As exportações de café solúvel do Brasil deverão atingir 4 milhões de sacas de 60 kg em 2019, superando a marca até então histórica de 2017, de 3,87 milhões de sacas exportadas, disse nesta segunda-feira a Abics (Associação Brasileira da Indústria de Café Solúvel).

No acumulado do ano até outubro, a exportação somou 3,340 milhões de sacas, volume que representa um crescimento de 9,4% na comparação com o mesmo período de 2018, com o país elevando embarques para vários destinos, assim como para o maior importador, os EUA.


A previsão de embarques do maior exportador global de café solúvel, assim como de grãos verdes, foi feita com base na performance alcançada pelo país até o mês passado, disse o diretor de Relações Institucionais da Abics, Aguinaldo Lima.

No acumulado dos dez primeiros meses de 2019, o café solúvel respondeu por 9,4% das exportações de todos os tipos de café do Brasil, ficando em segundo lugar no ranking, atrás apenas da variedade arábica, mas situando-se à frente de robusta e torrado e moído.


Em relação à receita cambial, o país obteve 50,312 milhões de dólares com as exportações de café solúvel no mês passado, ampliando os ingressos para 494,2 milhões no acumulado do ano.

"Nos comparativos mensal e anual, a receita está 1% inferior em relação a 2018, mesmo com a ampliação do volume.
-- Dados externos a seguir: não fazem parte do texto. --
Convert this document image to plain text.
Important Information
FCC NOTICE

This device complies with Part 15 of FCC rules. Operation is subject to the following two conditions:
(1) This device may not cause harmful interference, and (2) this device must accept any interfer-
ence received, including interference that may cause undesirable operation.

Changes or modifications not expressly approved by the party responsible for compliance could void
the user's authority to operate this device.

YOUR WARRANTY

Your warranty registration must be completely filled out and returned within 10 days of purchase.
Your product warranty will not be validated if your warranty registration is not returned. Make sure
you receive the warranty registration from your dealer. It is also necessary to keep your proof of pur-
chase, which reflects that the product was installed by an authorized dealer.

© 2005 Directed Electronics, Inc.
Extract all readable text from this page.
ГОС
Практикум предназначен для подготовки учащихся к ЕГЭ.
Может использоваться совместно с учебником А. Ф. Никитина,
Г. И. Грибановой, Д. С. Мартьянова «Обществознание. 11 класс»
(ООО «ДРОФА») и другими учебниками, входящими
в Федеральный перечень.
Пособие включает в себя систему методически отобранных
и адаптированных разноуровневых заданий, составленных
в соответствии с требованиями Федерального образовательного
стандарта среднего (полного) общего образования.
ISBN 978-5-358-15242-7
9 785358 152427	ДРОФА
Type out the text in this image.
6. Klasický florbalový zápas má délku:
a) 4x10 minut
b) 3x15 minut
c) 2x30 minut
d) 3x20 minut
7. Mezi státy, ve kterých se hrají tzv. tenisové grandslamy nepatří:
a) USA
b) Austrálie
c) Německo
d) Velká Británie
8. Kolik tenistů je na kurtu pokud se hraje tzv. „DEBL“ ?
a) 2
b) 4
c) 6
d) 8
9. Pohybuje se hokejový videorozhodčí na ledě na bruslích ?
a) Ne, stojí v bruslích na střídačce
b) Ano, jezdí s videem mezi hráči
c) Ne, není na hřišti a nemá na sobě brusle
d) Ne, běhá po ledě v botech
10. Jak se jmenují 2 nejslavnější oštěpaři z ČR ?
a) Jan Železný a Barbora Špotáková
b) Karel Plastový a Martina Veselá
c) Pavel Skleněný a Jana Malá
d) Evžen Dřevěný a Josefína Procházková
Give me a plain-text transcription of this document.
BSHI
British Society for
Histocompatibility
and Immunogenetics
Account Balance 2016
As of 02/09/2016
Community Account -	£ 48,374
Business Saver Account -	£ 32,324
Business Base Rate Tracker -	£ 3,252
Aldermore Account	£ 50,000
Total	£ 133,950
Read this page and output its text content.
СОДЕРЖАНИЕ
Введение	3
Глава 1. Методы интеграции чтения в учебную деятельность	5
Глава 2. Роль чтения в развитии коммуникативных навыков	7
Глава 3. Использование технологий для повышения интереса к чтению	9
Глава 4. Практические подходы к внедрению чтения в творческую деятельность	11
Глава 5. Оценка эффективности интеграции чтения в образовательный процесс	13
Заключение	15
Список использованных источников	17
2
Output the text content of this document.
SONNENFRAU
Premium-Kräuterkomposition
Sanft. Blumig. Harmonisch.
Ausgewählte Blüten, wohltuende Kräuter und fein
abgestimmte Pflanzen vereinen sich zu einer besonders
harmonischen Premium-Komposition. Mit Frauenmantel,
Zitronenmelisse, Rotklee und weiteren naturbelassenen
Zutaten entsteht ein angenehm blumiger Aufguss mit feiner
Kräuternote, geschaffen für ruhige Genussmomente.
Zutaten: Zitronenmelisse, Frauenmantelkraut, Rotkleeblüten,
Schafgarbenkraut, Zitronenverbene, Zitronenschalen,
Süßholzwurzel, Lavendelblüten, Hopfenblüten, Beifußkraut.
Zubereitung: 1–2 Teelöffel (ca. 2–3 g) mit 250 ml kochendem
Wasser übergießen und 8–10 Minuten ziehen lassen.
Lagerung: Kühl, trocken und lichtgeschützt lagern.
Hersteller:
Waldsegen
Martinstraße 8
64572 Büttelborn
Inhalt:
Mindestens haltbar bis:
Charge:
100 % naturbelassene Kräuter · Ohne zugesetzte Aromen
Esse cenário, explica-se, contudo, pelos baixos preços do café no mercado internacional, os quais a indústria absorve na comercialização do produto", disse Lima, em nota.


Os Estados Unidos, que adquiriram 562.910 sacas de janeiro a outubro, volume 1% superior na comparação anual, foram os principais clientes do produto brasileiro.

Na sequência, vêm Rússia, com a compra de 325.143 sacas (-13%); Indonésia, com crescimento de 16% ante 2018 e a aquisição de 255.457 sacas; Japão, com a importação de 239.476 sacas (-6%); e Argentina, que comprou 194.925 sacas (-11%).

No ranking dos principais compradores do produto nacional, a associação destacou o crescimento registrado para alguns nações, como Espanha (+691%), México (+396%), Suécia (+288%), Croácia (+276%), Hong Kong (+157%) e Colômbia (+152%).